Disto tudo, sobram as ondas da saída de uma gestora estrangeira em Portugal por razões que seguramente terão repercussões internacionais negativas, dificultando a vinda de gestores estrangeiros qualificados para empresas do setor público Estatal e a convicção de que o desejo de privatização alimentado por Costa dificilmente será inferior a 100%, porque não estou a ver como depois deste episódio algum investidor ou companhia de aviação possa querer partilhar uma administração com representantes do Estado português.

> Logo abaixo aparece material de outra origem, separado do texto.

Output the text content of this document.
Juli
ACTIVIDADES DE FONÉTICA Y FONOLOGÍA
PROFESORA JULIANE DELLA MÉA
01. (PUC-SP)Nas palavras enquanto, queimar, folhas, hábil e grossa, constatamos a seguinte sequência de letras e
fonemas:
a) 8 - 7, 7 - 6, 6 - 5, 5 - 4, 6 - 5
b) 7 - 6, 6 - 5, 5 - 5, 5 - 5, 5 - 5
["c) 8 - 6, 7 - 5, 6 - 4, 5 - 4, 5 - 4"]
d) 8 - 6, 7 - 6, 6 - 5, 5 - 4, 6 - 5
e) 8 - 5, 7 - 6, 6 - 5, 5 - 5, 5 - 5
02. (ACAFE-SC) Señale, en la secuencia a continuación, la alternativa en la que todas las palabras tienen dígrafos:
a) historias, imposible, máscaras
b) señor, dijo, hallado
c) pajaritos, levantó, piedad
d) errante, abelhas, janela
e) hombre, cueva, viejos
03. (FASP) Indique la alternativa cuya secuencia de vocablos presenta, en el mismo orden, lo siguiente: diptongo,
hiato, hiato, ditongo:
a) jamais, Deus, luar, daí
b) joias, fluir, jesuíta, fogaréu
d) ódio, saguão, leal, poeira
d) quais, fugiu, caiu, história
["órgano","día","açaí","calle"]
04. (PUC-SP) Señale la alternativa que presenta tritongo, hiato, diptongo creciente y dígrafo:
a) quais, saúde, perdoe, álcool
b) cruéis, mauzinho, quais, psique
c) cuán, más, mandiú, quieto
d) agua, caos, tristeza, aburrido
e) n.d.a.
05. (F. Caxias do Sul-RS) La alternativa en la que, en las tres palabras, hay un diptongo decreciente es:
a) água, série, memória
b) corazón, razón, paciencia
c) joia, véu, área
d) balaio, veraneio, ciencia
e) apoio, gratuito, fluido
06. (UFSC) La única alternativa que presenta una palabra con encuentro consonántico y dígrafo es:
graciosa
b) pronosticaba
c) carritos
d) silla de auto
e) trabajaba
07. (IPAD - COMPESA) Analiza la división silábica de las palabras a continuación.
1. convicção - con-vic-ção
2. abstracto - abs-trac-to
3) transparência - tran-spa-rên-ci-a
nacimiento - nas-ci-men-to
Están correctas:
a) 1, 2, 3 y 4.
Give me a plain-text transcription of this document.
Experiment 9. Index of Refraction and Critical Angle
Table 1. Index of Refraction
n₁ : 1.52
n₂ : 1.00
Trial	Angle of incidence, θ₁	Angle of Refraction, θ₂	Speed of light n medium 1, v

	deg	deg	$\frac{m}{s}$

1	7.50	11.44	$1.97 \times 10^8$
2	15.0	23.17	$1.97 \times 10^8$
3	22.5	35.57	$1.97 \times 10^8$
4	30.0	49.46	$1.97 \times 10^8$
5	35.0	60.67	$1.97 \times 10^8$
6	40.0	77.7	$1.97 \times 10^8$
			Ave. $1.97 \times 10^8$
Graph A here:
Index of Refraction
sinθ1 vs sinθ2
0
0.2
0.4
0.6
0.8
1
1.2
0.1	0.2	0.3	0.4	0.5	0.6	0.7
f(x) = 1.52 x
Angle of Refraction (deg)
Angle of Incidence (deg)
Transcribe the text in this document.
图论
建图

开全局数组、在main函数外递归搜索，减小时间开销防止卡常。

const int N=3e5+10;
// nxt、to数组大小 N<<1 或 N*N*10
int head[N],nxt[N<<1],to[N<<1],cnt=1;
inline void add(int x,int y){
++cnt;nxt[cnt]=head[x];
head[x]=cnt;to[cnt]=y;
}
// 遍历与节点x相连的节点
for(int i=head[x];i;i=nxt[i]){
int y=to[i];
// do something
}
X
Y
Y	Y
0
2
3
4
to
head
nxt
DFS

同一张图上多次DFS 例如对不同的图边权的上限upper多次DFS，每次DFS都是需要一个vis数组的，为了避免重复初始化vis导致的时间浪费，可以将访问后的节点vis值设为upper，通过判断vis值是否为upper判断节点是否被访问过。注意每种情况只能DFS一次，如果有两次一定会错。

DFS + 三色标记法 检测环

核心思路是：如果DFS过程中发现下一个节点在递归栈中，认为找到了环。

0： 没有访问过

2. Eu não queria, juro que não queria voltar a falar da saga dos abusos sexuais da Igreja, tão chocado fiquei com os resultados que corajosamente a Comissão liderada por Pedro Strecht ‘trouxe a lume’. Mas as conferências de imprensa de responsáveis da Igreja, a meter ‘paninhos quentes’ sobre realidades tão chocantes e a admitir que os responsáveis não serão afastados, nem sequer preventivamente, podendo ser ‘perdoados’ dentro do espírito cristão, faz-me sentir ‘vergonha alheia’.

Januário Torgal Ferreira, Bispo das Forças Armadas, veio defender o óbvio, ou seja, exigir o mínimo que qualquer pessoa pensa, exceto alguns (ou muitos) ministros da Igreja, ou seja, «em caso de suspeitas credíveis, a Igreja deve retirar preventivamente os padres do ativo». Mais, veio dizer que «os bispos que encobriram casos de abusos sexuais não servem para o lugar que ocupam». Qual a dúvida de que tem razão e, felizmente que os bispos de Angra e Évora, já terão começado a atuar, sendo possível ler em comunicados emitidos que afastaram padres mencionados na lista de suspeitos. Haja coragem para mais exemplos destes, porque também precisamos de ter fé na Igreja que deve ser exemplar, em termos daqueles que impõem e transmitem essas regras, até porque é extremamente exigente relativamente aos seus fiéis em termos de postura e comportamento.

P.S. – A IL e o anterior deputado do Chega retiraram o apoio ao Governo dos Açores. A notícia caiu que nem uma bomba e o PS ficou a esfregar as mãos de contente, a aspirar o regresso ao poder por via de eleições. Vou dar de barato as razões para estas zangas, mas sobra a lição de que se o PSD quer governar Portugal, terá de ajudar a ressuscitar o CDS ou levará anos para o conseguir. Quanto aos Açores, palpita-me que vem aí uma maioria absoluta do PSD.